Now, let's use reduceByKey, for instance, counting how many times each user has voted and at the same time obtaining the number of different users:
val numUsers2 = rddSplitted.map(x => (x._1, 1)).reduceByKey({case (a, b) => a })
println(s"numUsers is ${numUsers2.count()}")
println("*******toDebugString of rddSplitted.map(x => (x._1, 1)).reduceByKey(_+_)*******")
println(numUsers2.toDebugString)
We will get now these results:
numUsers is 943
*******toDebugString of rddSplitted.map(x => (x._1, 1)).reduceByKey(_+_)*******
(2) ShuffledRDD[4] at reduceByKey at MovieSimilaritiesRicImproved.scala:104 []
+-(2) MapPartitionsRDD[3] at map at MovieSimilaritiesRicImproved.scala:104 []
| MapPartitionsRDD[2] at map at MovieSimilaritiesRicImproved.scala:94 []
| C:/spark/ricardoExercises/ml-100k/u.data MapPartitionsRDD[1] at textFile at MovieSimilaritiesRicImproved.scala:90 []
| C:/spark/ricardoExercises/ml-100k/u.data HadoopRDD[0] at textFile at MovieSimilaritiesRicImproved.scala:90 []
Analyzing the RDD's produced, we can see that reduceByKey performs the same action in a more efficient way than the distinct before.
Finally, let's use mapPartitions.
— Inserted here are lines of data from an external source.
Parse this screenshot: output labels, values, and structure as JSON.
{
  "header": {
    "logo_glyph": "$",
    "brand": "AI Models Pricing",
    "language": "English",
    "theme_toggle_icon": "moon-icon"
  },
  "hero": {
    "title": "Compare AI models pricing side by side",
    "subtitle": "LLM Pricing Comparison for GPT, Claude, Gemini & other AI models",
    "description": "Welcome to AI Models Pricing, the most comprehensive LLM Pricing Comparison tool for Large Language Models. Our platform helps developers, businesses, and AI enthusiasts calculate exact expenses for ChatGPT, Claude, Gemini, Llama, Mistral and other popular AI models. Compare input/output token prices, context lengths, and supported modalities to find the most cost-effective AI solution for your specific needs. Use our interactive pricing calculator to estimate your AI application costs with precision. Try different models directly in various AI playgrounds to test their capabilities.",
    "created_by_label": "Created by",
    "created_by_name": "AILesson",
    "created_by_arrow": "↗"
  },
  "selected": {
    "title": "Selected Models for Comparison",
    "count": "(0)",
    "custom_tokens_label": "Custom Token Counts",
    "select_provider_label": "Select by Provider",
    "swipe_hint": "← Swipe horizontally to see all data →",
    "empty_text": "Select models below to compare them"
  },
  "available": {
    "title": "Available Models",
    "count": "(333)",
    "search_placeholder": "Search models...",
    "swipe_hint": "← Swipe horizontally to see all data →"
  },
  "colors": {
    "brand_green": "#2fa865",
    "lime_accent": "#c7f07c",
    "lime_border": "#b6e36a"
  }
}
The main goal is to try to distinct first the users in each partition of our dataset, and then obtain the final different users.
val a1 = rddSplitted.map(x => (x._1))
println(s"Number of elements in a1: ${a1.count}")
val a2 = a1.mapPartitions(x => x.toList.distinct.toIterator)
println(s"Number of elements in a2: ${a2.count}")
val a3 = a2.distinct()
println("There are "+ a3.count()+" different users")
println("*******toDebugString of map(x => (x._1)).mapPartitions(x => x.toList.distinct.toIterator).distinct *******")
println(a3.toDebugString)
We will get the following:
Number of elements in a1: 100000
Number of elements in a2: 1709
There are 943 different users
*******toDebugString of map(x => (x._1)).mapPartitions(x => x.toList.distinct.toIterator).distinct *******
(2) MapPartitionsRDD[7] at distinct at MovieSimilaritiesRicImproved.scala:124 []
| ShuffledRDD[6] at distinct at MovieSimilaritiesRicImproved.scala:124 []
+-(2) MapPartitionsRDD[5] at distinct at MovieSimilaritiesRicImproved.scala:124 []
| MapPartitionsRDD[4] at mapPartitions at MovieSimilaritiesRicImproved.scala:122 []
| MapPartitionsRDD[3] at map at MovieSimilaritiesRicImproved.scala:120 []
| MapPartitionsRDD[2] at map at MovieSimilaritiesRicImproved.scala:94 []
| C:/spark/ricardoExercises/ml-100k/u.data MapPartitionsRDD[1] at textFile at MovieSimilaritiesRicImproved.scala:90 []
| C:/spark/ricardoExercises/ml-100k/u.data HadoopRDD[0] at textFile at MovieSimilaritiesRicImproved.scala:90 []
We can see now that mapPartition first gets the distinct number of user in each partition of the dataset, shorting the number of instances from 100,000 to 1,709 without performing any shuffle. Then, with this much lower amount of data, a distinct over the whole RDD can be carried out without worrying for the shuffle and getting the result much faster.
I would recommend using this last proposal with mapPartitions rather than the reduceByKey, as it manages a lower amount of data. Another solution could be using both functions, first mapPartitions as mentioned before and then instead of distinct, using the reduceByKey in the same way as also mentioned before.